A key skill in play was the masterful control of the crowd. There was an instinctive understanding of when to release the grip on the reins and allow the music to unwind into heady delirium. At others, the band would hold back and allow the tension to build to stiflingly unbearable levels. Yet by the end of the show, all such caution had been abandoned.

The tension of the working week washed free, the crowd moshed with gleeful abandon, supporting bands crowd surfed in blissful hedonism and all felt right with the world.

Fuelling a well-articulated and bristling anger and translating it into joyous escapism takes real skill and Protomartyr passed the test with flying colours.

Earlier we had been treated to two superlative support slot sets by a brace of bands whose stars are clearly ascendant.

Check out some of Liverpool’s best emerging talent in our Fest Evol 2016 preview

Opening act Ohmns were nothing short of terrific. Making light of technical problems that might have sidelined other bands there was a sense of a band revelling in not taking themselves too seriously. Yet there was much to admire.

Embracing a satisfyingly broad palette they bring together dark garage and krautrock propulsion, fusing it with a sense of avant-garde experimentalism and howling hardcore punk.

What might read like a disjointed melting pot nonetheless comes across as nothing short of thrilling. Pleasingly, this felt like a step up from their earlier showing at Buyers Club at the GIT Award launch night. A tighter and leaner performance, the sense remained that chaos was always only a quarter turn away.

Indeed, on occasions the band descended into squalls of discordant noise, exhorting shrills of feedback from already strained amplifiers and strumming guitars with microphones and beer bottles. As the band finished they descended into an unbridled cacophony, with various band members laying prone and pushing their instruments to their absolute limit, eeking out waves of intense caterwauling noise.

Ohmns are a band with lots of rough edges and the trick for them will be in selectively polishing and honing, ensuring that they remain exhilaratingly unpredictable.

Having suggested them to be a “proper band”, Bad Meds might just provide a template for Ohmns to follow. They possess a more honed and singular sound and present a full-bodied dark and intensely bludgeoning noise that treads a line somewhere between American hardcore punk and a peculiarly Northern post-punk disaffection.

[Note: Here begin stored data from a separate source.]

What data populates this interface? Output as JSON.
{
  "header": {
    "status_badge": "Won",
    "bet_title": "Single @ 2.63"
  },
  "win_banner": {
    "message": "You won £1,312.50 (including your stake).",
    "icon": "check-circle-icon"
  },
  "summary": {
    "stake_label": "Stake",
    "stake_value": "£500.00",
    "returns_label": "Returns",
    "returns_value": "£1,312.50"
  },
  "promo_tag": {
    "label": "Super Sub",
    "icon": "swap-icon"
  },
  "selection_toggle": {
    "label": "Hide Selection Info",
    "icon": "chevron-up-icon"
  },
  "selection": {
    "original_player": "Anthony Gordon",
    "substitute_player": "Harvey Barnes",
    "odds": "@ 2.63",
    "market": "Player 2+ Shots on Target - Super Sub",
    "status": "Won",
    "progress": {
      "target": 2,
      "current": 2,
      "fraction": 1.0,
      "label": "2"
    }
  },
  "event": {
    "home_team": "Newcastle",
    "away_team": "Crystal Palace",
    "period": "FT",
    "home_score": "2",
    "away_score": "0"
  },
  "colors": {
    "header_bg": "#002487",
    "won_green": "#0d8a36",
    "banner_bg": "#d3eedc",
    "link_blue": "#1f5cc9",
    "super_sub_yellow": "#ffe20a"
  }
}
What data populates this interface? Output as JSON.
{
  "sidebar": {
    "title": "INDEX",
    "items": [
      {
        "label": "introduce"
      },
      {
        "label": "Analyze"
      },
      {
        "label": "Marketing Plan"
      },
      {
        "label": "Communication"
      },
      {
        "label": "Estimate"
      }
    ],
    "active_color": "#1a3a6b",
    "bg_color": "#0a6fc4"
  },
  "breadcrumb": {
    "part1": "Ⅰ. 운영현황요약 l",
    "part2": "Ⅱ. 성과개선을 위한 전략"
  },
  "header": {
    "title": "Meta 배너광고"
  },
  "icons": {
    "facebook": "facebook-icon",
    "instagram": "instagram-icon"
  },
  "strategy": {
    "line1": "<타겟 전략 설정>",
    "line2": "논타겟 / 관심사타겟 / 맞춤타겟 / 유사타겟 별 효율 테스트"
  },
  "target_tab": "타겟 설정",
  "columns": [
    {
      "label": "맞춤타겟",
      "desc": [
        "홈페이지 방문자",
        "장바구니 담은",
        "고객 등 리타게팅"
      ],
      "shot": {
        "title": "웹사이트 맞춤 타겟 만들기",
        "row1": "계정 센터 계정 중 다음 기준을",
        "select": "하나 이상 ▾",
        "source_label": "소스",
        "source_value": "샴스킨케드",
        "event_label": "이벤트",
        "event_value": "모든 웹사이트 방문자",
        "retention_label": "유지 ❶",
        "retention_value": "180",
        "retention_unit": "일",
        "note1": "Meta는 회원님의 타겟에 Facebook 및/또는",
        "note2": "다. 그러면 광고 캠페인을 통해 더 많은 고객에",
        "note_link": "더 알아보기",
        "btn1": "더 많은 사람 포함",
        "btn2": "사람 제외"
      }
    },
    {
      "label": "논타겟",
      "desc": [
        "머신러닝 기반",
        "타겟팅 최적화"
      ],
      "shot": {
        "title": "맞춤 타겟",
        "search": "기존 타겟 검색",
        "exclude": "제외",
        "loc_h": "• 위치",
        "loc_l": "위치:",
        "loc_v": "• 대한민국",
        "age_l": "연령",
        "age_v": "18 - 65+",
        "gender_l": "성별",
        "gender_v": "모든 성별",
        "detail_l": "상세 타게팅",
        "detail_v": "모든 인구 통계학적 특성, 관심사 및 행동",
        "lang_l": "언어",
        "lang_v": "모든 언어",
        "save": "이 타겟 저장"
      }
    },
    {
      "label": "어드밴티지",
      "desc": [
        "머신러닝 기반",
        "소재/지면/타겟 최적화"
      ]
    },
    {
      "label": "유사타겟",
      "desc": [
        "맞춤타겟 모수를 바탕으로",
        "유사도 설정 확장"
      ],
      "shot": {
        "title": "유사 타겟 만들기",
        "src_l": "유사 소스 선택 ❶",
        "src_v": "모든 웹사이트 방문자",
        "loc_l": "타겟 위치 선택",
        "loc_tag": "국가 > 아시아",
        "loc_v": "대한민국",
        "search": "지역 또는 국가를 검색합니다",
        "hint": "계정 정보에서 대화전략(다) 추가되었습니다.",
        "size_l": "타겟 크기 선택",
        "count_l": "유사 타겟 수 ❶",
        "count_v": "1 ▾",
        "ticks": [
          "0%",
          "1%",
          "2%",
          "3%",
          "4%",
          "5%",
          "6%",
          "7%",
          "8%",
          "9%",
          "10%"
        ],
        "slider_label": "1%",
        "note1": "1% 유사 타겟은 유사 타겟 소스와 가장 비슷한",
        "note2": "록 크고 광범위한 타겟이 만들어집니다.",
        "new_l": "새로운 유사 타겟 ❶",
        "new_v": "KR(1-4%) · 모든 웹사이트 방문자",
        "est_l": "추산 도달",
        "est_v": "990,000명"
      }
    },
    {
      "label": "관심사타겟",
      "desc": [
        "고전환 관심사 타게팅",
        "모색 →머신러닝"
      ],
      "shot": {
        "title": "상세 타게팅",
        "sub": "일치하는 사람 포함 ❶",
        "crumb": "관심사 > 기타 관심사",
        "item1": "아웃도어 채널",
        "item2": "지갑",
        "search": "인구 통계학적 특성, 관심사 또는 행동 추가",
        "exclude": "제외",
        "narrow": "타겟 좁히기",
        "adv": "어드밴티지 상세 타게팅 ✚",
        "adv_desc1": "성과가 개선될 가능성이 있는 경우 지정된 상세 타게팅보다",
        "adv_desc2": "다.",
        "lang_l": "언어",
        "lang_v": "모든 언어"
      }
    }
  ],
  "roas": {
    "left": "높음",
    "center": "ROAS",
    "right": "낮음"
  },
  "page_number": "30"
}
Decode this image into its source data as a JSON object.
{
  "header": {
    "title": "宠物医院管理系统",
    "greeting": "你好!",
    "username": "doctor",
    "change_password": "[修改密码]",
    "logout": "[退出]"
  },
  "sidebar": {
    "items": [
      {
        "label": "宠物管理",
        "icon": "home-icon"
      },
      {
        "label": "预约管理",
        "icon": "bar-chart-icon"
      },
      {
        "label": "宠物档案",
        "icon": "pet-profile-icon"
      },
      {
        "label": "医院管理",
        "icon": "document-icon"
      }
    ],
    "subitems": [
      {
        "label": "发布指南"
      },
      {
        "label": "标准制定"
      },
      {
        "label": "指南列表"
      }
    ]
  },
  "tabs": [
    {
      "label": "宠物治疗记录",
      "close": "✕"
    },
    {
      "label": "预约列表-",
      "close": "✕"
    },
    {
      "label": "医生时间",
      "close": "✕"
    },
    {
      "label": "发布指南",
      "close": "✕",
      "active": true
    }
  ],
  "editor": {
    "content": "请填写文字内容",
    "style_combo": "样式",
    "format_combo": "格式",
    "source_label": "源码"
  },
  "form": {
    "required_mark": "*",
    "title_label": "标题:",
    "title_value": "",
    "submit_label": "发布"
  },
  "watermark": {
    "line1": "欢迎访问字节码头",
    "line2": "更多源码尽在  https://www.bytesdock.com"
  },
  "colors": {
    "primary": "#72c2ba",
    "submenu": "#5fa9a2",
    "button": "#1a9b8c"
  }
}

Their ferocious onslaughts were accompanied by Paul Rafferty’s compelling stage presence, offering uncompromising howls and Mark E Smith-esque spoken word drawling monologues.

Making Ohmns, by comparison, feel light and melodic, Bad Meds deal in walls of ferocious sonic blasts that are heavy, intense and foreboding. None more so than on their set closer, a dramatic reworking of Bill Drummond’s Grim Up North, as place name after place name was bellowed with obvious relish.

Grim might be the popular perception of the north in certain southern quarters, but on the evidence of tonight not only does its influence extends way beyond its borders, it also has a right to assert its own rich cultural heritage. Grim? Nah.